While we‘re quite happy with this setup, there are always areas for further optimization and improvement. A few things on our radar:

  • HTTP API migration. AWS‘s newer HTTP API offering for API Gateway promises lower latency and costs compared to the REST API we‘re currently using. We‘re planning to test this out and potentially migrate some of our traffic.

  • DynamoDB DAX. If our DynamoDB read latencies start to creep up, we could consider adding DAX (DynamoDB Accelerator) to the mix. This in-memory cache can serve reads in microseconds.

  • Regional API keys. Currently, an API key is global – it works across all regions. But we could potentially move to a model where keys are region-specific, which would simplify our cross-region replication logic.

  • More granular usage tracking. With a bit of additional engineering, we could track usage not just by API key, but by specific endpoint, HTTP method, response code, etc. This would give us (and potentially our users) much more detailed insights into usage patterns.

  • HTTP caching. For endpoints that serve cacheable responses, we could potentially leverage API Gateway‘s built-in caching to significantly reduce the load on our Lambdas.

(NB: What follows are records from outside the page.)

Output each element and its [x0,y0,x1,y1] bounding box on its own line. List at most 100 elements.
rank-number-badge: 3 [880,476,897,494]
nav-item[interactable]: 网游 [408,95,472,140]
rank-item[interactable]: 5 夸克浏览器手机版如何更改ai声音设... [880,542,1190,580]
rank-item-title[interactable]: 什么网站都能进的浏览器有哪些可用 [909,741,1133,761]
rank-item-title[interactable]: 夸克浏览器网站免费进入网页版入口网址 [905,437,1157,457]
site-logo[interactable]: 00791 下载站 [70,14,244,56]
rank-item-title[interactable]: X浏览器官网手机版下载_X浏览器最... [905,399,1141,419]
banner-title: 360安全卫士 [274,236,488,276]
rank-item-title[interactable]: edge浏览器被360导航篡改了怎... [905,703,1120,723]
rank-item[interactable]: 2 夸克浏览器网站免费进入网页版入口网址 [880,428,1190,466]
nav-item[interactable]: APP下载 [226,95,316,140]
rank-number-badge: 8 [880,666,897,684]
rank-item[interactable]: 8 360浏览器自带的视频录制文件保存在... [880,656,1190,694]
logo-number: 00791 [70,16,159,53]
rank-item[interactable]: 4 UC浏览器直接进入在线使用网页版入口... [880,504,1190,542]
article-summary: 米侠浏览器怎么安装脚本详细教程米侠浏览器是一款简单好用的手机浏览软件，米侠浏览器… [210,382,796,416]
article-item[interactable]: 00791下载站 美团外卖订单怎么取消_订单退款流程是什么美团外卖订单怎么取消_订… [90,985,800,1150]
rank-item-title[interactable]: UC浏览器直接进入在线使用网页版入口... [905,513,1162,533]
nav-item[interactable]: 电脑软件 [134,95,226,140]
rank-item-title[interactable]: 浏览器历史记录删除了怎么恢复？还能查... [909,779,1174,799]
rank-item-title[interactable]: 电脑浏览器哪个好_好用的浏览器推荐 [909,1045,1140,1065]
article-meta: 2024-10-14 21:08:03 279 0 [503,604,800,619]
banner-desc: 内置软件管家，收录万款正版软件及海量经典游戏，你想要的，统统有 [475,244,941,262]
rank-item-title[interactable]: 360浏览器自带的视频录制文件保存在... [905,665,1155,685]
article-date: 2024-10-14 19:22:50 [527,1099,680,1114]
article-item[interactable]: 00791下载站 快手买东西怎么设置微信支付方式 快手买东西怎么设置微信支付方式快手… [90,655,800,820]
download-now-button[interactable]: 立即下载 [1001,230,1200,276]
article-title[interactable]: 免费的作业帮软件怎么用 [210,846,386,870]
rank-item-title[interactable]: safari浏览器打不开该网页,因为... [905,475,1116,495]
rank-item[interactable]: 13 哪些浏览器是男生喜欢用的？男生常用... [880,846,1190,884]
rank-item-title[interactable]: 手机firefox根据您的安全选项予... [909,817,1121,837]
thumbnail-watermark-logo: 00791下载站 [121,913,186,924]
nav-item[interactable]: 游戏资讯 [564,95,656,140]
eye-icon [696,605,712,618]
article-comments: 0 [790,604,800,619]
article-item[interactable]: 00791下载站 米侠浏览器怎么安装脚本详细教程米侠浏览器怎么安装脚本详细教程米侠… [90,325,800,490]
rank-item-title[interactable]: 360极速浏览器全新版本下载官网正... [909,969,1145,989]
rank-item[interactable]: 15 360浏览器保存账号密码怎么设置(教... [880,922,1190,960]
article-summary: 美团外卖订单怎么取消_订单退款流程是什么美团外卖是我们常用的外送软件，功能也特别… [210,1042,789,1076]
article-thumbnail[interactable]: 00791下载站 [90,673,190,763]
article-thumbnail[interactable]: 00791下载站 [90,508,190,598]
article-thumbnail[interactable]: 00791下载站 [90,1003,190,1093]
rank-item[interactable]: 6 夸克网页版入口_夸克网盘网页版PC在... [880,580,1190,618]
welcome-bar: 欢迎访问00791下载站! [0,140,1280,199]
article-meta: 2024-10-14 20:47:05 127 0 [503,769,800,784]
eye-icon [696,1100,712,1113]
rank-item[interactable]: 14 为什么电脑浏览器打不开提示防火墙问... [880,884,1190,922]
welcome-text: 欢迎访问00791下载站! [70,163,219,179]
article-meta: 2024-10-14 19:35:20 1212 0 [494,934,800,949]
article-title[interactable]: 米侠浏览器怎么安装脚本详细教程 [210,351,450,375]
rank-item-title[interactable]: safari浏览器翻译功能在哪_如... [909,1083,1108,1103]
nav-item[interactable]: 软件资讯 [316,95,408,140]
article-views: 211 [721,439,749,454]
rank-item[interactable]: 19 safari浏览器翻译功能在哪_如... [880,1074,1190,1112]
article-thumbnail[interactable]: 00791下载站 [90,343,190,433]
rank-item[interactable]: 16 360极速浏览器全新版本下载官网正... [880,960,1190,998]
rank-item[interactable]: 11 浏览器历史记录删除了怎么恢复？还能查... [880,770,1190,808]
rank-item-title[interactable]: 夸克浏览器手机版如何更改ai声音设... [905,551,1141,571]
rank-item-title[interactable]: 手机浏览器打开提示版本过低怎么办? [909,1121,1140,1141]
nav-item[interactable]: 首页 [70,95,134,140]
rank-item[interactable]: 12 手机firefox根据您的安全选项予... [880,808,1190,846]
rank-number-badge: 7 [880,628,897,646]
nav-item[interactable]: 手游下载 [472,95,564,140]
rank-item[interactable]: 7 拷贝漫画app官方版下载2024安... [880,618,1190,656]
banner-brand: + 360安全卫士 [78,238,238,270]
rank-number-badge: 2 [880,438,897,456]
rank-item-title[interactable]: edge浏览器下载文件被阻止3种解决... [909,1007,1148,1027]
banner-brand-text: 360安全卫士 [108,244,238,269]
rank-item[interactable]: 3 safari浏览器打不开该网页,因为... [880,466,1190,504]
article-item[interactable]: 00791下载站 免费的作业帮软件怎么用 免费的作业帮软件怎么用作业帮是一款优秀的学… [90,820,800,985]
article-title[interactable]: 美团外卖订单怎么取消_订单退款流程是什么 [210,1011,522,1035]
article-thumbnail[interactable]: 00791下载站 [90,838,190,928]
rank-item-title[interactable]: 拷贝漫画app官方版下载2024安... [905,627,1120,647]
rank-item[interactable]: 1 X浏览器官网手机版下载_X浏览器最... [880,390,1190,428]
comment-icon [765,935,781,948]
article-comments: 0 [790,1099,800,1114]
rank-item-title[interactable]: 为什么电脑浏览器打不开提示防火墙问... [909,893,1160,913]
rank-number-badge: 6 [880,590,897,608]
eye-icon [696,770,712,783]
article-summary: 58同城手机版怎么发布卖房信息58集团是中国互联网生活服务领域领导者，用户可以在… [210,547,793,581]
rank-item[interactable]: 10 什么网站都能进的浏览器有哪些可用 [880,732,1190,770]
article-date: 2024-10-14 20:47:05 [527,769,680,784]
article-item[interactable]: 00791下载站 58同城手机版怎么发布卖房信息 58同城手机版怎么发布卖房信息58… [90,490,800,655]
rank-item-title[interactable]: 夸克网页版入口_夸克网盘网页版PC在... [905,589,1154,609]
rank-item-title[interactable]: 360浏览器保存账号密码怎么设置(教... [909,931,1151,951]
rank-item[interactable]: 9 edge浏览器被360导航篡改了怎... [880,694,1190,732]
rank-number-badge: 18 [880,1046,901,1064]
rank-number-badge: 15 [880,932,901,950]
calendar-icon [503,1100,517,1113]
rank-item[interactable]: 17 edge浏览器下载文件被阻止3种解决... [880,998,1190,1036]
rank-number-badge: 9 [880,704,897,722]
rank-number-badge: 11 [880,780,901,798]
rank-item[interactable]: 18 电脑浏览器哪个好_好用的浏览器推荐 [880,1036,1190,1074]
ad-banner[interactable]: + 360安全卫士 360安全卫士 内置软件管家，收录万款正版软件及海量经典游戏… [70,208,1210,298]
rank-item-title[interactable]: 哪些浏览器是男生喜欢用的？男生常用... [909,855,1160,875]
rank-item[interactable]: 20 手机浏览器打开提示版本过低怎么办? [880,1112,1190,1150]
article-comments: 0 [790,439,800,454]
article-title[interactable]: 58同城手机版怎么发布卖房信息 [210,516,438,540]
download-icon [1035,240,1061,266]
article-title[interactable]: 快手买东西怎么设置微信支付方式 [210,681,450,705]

As with any system, there‘s no such thing as "done". We‘ll continue to iterate, measure, and optimize as our scale and needs evolve.

Conclusion

Building a highly scalable, performant, and cost-effective API in the cloud is no small feat. There are a lot of moving pieces to consider, and the "right" architecture will depend heavily on your specific needs and constraints.

For us, the combination of API Gateway, Lambda, and DynamoDB has proven to be a powerful one, allowing us to achieve our goals of near-infinite scalability, consistently low latency, and a very predictable and manageable cost structure.

But the real key has been continual measurement, iteration, and optimization. By instrumenting our system well and consistently analyzing our metrics and logs, we‘ve been able to steadily improve performance while keeping costs under control.

If you‘re embarking on a similar journey, I hope this deep dive has provided some valuable food for thought. While the specifics of your solution may look different, the general principles of decoupling, replication, careful resource sizing, and continuous optimization are widely applicable.

Wishing you all the best in your own API scaling adventures!